Attraction & retention

[ Warning: this is work in progress, use at your own risk! ]

In this section we’re going to use some Python scripting, including using Pandas data frames, for producing CSV files, ElasticSearch indexes and Kibana dashboards. We will do that to study how people join and leave projects.

Some interesting data for learning about the evolution of a developing community is how people are entering and leaving it. From the point of view of the community, those are their attraction and retention rates: how they are attracting new developers, and how they are retaining (or not) active in the community over time.

For doing this analysis with GrimoireLab, we will produce an index with one entry (document) per developer, annotated with the date for the first and the last activity. The first activity will show when they started to be active. The last activity will be an indicator of whether they are still active or not: if their last activity is, say, 6 months old, it is very likely that they are no longer active members of the community.

The analysis can be done for each data source. To begin with, let’s start with git. We will use a “standard” git index, such as those found in any standard GrimoireLab dashboards. So, this will be an execise of starting with some enriched GrimoireLab index, and producing a new one with specialized infomation.

But even before producing an index, we’re going to just produce some CSV files, with the same structure, so that we can first learn to do the analysis, and later how to manage with uploading data to ElasticSearch. In fact, the structure of the analysis is simple:

Get the data from ElasticSearch, using a query designed to produce data tailored for our analysis.
Store the data in a Pandas data frame.
Shape that data frame until we have the data we want.
Save the data frame in a CSV file (or later, in an ElasticSearch index).

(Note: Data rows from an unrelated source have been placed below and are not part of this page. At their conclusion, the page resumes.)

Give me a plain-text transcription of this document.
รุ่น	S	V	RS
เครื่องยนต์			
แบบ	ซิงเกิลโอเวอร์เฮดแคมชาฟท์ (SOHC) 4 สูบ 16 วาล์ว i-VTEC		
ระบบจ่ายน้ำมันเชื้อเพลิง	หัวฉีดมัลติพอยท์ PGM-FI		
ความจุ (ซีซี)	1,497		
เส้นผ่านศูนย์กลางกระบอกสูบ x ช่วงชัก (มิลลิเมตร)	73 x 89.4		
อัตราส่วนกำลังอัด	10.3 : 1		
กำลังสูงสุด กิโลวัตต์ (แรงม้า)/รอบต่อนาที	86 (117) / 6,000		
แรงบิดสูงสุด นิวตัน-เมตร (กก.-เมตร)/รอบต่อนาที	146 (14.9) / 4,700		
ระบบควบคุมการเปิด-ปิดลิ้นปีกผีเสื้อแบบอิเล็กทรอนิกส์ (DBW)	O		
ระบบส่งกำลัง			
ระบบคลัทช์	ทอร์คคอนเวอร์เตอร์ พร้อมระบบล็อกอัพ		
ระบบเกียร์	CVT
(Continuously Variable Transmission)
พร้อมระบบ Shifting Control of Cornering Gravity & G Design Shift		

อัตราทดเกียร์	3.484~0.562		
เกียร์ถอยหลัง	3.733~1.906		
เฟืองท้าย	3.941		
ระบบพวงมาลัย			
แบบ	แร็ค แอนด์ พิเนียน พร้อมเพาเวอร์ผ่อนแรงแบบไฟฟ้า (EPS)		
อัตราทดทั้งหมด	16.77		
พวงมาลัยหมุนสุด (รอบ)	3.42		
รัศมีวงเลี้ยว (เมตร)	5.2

Scripts and JSON files mentioned here are available from the tools&tips directory in the GitHub repo.

Use the enriched_elasticsearch_git_pandas7.py script as follows:

./enriched_elasticsearch_git_pandas7.py \
  --es https://user:passwd@elasticsearch_url --es_index git \
  --es_out https://user:passwd@elasticsearch_url --es_index_out git_demo \
  --no_verify_certs

Then create in Kibana the index pattern git_demo, based on the index you just created, and upload to Kibana the following JSON files, which are the searches, visualizations and dashboards:

C_dashboard.json
C_visualizations.json
C_searches.json

And point Kibana to load the dashboard C_Git_Demo.

Final version of the script

The final version of this script is enriched_elasticsearch_newcomers.py.